Hayatın bütün acımasızlıklarını ve çile dolu sorumluluklarını kendine dert edinen dertli Babam. Sevgiliye kavuşmanın vakti geldi mi ne? Geldi ise, ne mutlu sevgiliye kavuşmak. İman ile fani dünyada sevdiklerini bırakarak asıl sevgiliye kavuşmak. Biliyorum yolcu olarak geldiğimiz bu fani dünyada, sevgiliye iman ile kavuşmak büyük bir nimet. Ancak ben sensiz nasıl yaparım Babam? Emri hak vuku bulduğunda beni gurbete hep yalnız bıraktığın gibi yine yalnız bırakacaksın biliyorum Babam. Ben nasıl kalkarım, sensiz bu kadar ağır yükün altında Babam?

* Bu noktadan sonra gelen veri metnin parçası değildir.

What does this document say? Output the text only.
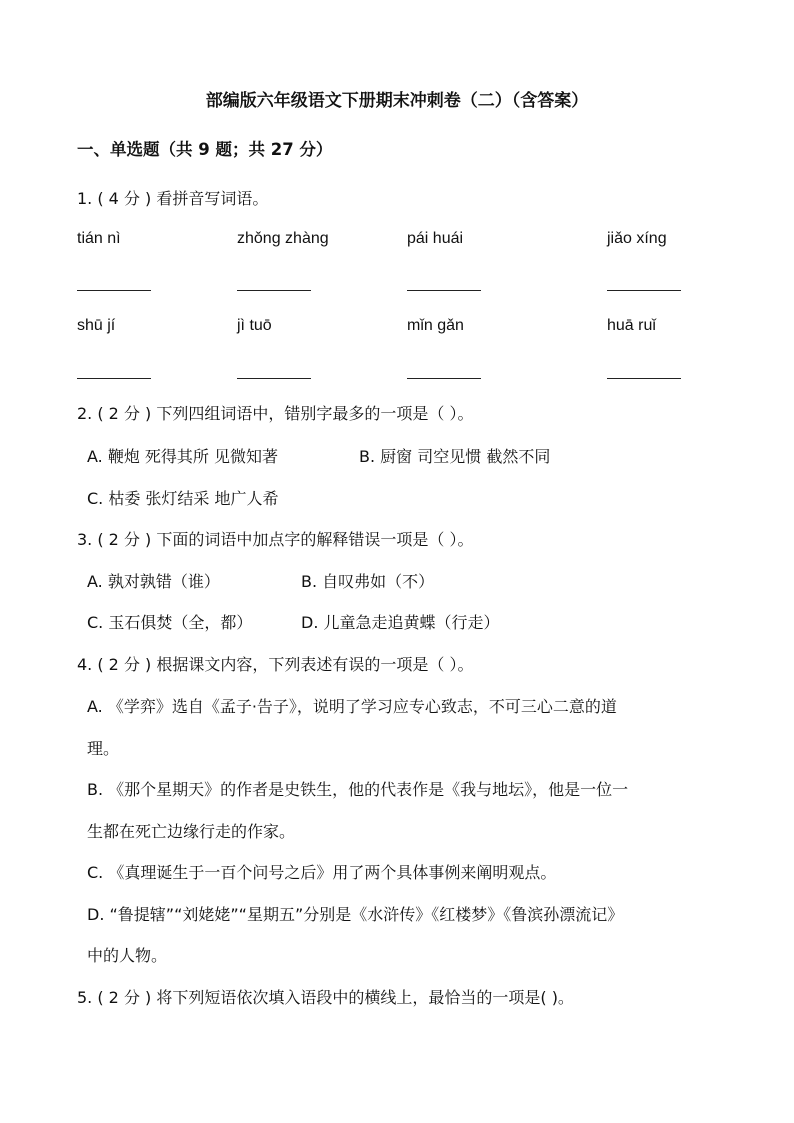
部编版六年级语文下册期末冲刺卷（二）（含答案）
一、单选题（共 9 题；共 27 分）
1. ( 4 分 ) 看拼音写词语。
tián nì	zhǒng zhàng	pái huái	jiǎo xíng
shū jí	jì tuō	mǐn gǎn	huā ruǐ
2. ( 2 分 ) 下列四组词语中，错别字最多的一项是（ ）。
A. 鞭炮 死得其所 见微知著	B. 厨窗 司空见惯 截然不同
C. 枯委 张灯结采 地广人希
3. ( 2 分 ) 下面的词语中加点字的解释错误一项是（ ）。
A. 孰对孰错（谁）	B. 自叹弗如（不）
C. 玉石俱焚（全，都）	D. 儿童急走追黄蝶（行走）
4. ( 2 分 ) 根据课文内容，下列表述有误的一项是（ ）。
A. 《学弈》选自《孟子·告子》，说明了学习应专心致志，不可三心二意的道
理。
B. 《那个星期天》的作者是史铁生，他的代表作是《我与地坛》，他是一位一
生都在死亡边缘行走的作家。
C. 《真理诞生于一百个问号之后》用了两个具体事例来阐明观点。
D. “鲁提辖”“刘姥姥”“星期五”分别是《水浒传》《红楼梦》《鲁滨孙漂流记》
中的人物。
5. ( 2 分 ) 将下列短语依次填入语段中的横线上，最恰当的一项是( )。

Sen yoğun bakımda yattığın şu saatlerde seni dua ile yad ediyorum Babam. Ve asıl sevgiliye yalvarıyor ve diyorum ki, Ey yumurtaya can veren Rabbim! Babam Ahmet Turan’a merhametin ve rahmetin ile muamele eyle! Onu iki cihan güneşi sevgiliye komşu eyle. Eğer emri hak vukuu bulacaksa, ona kabir suali ve azabı çektirme şehitler mertebesine ulaştır.Diye dua ediyorum Babam. Çaresiz Aziz’in elinde duadan başka birşey gelmiyor. Daha da çeresizleşiyorum Babam.
Günlerdir sen yoğun bakımda iken, ben de yoğun yalnızlığımla köşeme çekilip hep sensizliğime ağlıyorum Babam. Sensizliğe ve hasretine döktüğüm göz yaşlarımın şahidi klavyem Babam. Garip ve yalnız Babam. Fakirlik ve yokluğun bizi birbirimizden ayırdığı, bizi birbirimize hasret bıraktığı dünya işleri yüzünden girdiğimiz uykudan uyanma vakti geldi Babam. Bir masal gibi, su misali akıp giden ömürde ne kaldı geriye Babam?
Biliyorum bu yazdıklarımı duymuyor ve okumuyor olacaksın. Ama insanoğlu çaresizliğini ve yalnızlığını daha fazla gizleyemiyor işte Babam. Bende yıllardır içime gömdüğüm yalnızlığımı klavyem ile dertleşerek, senin yüzüne söyleyemediğim sana olan hasretimi satırlarımla duyurmak istedim Babam. Gün ayrılık günü, gün vedalaşma günü. Bir daha görüşmemek var. Hakkını helal et Babam.